Bad Bunny’s main “America” message around the 2026 Super Bowl was that America is bigger than just the United States and that it’s defined by all the peoples of the continents, especially immigrants and Latin Americans.

What He Actually Said

Right before and during the Super Bowl halftime, his comments and performance centered on unity and a broader idea of “America”:

  • On stage he held up a football with the phrase “Together, we are America” and used it as the closing visual of his show.
  • He displayed flags from countries across North, Central, and South America , highlighting Spanish‑speaking nations and Puerto Rico.
  • He said: “God bless America” , then went on to name multiple countries in the Americas, ending by mentioning the United States , Canada, and “my motherland, Puerto Rico” (in both English and Spanish).
  • A major screen message during the performance read: “The only thing more powerful than hate is love.”

All of this framed “America” as a shared space for all peoples of the Americas, not only U.S. citizens.

How People Took It

His comments and symbolism sparked very different reactions:

  • Supporters saw it as a celebration of Latino identity, immigration, and continental solidarity, especially given ongoing immigration crackdowns and political tension in the U.S.
  • Critics on the right said the show felt “not American enough,” complained it was almost entirely in Spanish, and accused him of being anti‑American or anti‑ICE because of his past criticism of U.S. immigration enforcement.

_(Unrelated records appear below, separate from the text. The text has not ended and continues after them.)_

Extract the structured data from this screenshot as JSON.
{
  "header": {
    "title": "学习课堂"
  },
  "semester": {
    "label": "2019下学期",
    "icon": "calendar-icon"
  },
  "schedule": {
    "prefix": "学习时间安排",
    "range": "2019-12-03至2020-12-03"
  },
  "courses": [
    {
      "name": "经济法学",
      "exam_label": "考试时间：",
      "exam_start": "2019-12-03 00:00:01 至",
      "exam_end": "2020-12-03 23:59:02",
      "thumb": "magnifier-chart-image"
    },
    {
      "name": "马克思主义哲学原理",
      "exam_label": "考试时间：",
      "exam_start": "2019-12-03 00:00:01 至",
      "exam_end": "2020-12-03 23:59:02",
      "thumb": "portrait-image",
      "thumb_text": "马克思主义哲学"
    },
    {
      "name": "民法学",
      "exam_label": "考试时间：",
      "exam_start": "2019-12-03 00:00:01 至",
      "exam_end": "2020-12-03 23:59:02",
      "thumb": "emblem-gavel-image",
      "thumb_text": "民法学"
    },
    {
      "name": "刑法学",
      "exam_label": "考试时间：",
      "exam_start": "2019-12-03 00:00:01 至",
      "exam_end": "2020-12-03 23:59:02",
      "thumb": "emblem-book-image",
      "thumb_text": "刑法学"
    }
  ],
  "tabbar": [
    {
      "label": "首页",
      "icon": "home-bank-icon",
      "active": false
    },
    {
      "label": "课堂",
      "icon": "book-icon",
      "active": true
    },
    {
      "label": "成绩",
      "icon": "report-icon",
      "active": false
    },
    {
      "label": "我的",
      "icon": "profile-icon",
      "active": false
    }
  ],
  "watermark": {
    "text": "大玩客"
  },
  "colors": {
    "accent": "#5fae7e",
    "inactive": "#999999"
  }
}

One conservative outlet argued that he barely emphasized the United States and should have focused more on “American” patriotism in the narrow U.S. sense, while others attacked the Spanish‑only performance as divisive.

Context From Before the Super Bowl

Some of the backlash was primed by what he’d said and done before the game:

  • He had declined to tour the U.S. earlier, citing fear of ICE raids and wider deportation policies under the Trump administration.
  • He’d previously said that the U.S. is “nothing without the immigrants… Mexicans, Dominicans, Puerto Ricans, Colombians, Venezuelans, Cubans,” tying his view of America directly to immigrant labor and culture.
  • In a later “SNL” monologue responding to critics of his Super Bowl role, he joked that people upset about him could “learn Spanish” , which became part of the political chatter around his appearance.

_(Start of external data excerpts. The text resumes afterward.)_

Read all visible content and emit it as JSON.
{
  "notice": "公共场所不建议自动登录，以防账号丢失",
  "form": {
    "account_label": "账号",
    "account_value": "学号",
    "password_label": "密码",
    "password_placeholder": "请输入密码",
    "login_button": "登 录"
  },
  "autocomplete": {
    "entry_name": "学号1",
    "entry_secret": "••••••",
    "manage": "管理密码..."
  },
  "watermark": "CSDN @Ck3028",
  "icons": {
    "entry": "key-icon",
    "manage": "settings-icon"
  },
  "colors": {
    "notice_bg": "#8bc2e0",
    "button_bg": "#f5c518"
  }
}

So when he went on stage and used lines like “Together, we are America” while elevating flags and languages from across the hemisphere, many fans heard a positive, inclusive message, while opponents interpreted it as a swipe at a more traditional, U.S‑centric version of “America.”

TL;DR: Before and during the Super Bowl, Bad Bunny didn’t attack America directly; instead, he used the moment to redefine “America” as all the Americas and their immigrants, most clearly through the line “Together, we are America,” his “God bless America” remark followed by a list of American nations, and his earlier statements that the U.S. is “nothing without immigrants.”

Information gathered from public forums or data available on the internet and portrayed here.